One person threw caution to the wind and knocked on our door to express solidarity...but most gave the BBC office a wide berth
In any case, everyone already knew. That is one of the banes of working in a media centre where journalists have a Rover-like nose for stories.
Some turned it into a joke.
One threw caution to the wind and knocked on our door to express solidarity: "I know what it feels like to be stigmatised," he said, "I've had bedbugs."
But most gave the BBC office a wide berth.
In panic, I turned to my husband.
He was dismissive. This terror of bedbugs is ludicrous, he said. It's all part of the culture of fear in America, the latest version of "reds under the bed". First it was communists, then Obama the Islamist terrorist, and now bedbugs.
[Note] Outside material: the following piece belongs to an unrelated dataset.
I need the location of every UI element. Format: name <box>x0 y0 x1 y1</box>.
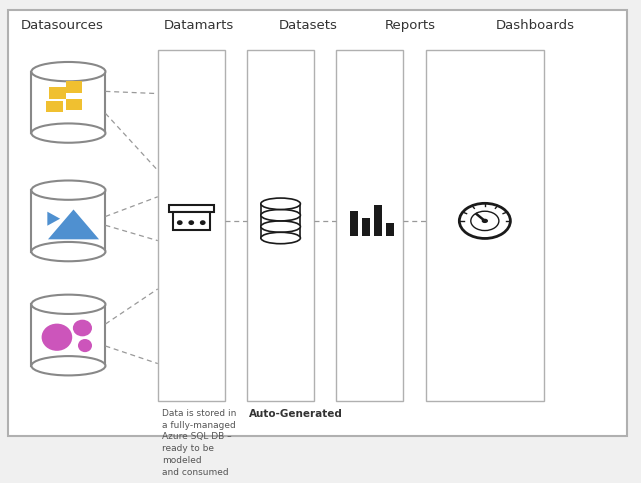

Others who were accustomed to the intrigues of the UN pushed the conspiracy theory further. The question here, said one, is why has the BBC been "singled out"?
Bug corpse
I was in no mood to start drawing up an imaginary list of saboteurs, especially since the bugs in my studio were not of the old fashioned "spy" variety.
Bedbugs measure up to 5mm acrossStill, at this stage, none of us had actually seen any sign of the terrible beasts, not even a bite.
After the fumigation, one of my BBC colleagues scoured the room. "Here," he said, "is a bedbug corpse."
I looked at the black speck on his finger. "Where are the head and legs," I asked after a long pause.
"Bedbugs are very small," he said solemnly. "Almost invisible," I suggested.
I asked the man in charge of the UN's bedbug operations to describe one.
I looked up to him as a kind of Indiana Jones of bedbug search and rescue, hunting them down in the nether regions of the UN with his canny canine.
"I don't know," he answered. "I've never seen one. We go by the dog. If it barks, we're on the scent. If it barks a lot, we get a second opinion - from another dog."
These dogs are in great demand, the new heroes for panicked New Yorkers. But there are also complaints of false positives, of dogs detecting bugs that are not there.
It was a thought to cheer me as the fumigations continued. The bugs were barked out of our studio but then sniffed in the press conference room. More inspections are slated.
"How bad is it," asked a correspondent from the rival CNN network, clearly worried that the bed bugs were on the march.
"I don't know," I said gravely, "all we know is that the dog barked."
"Huh, that means nothing," he said, shifting instantly from concerned colleague to competitor.
"I also bark when I pass a BBC studio."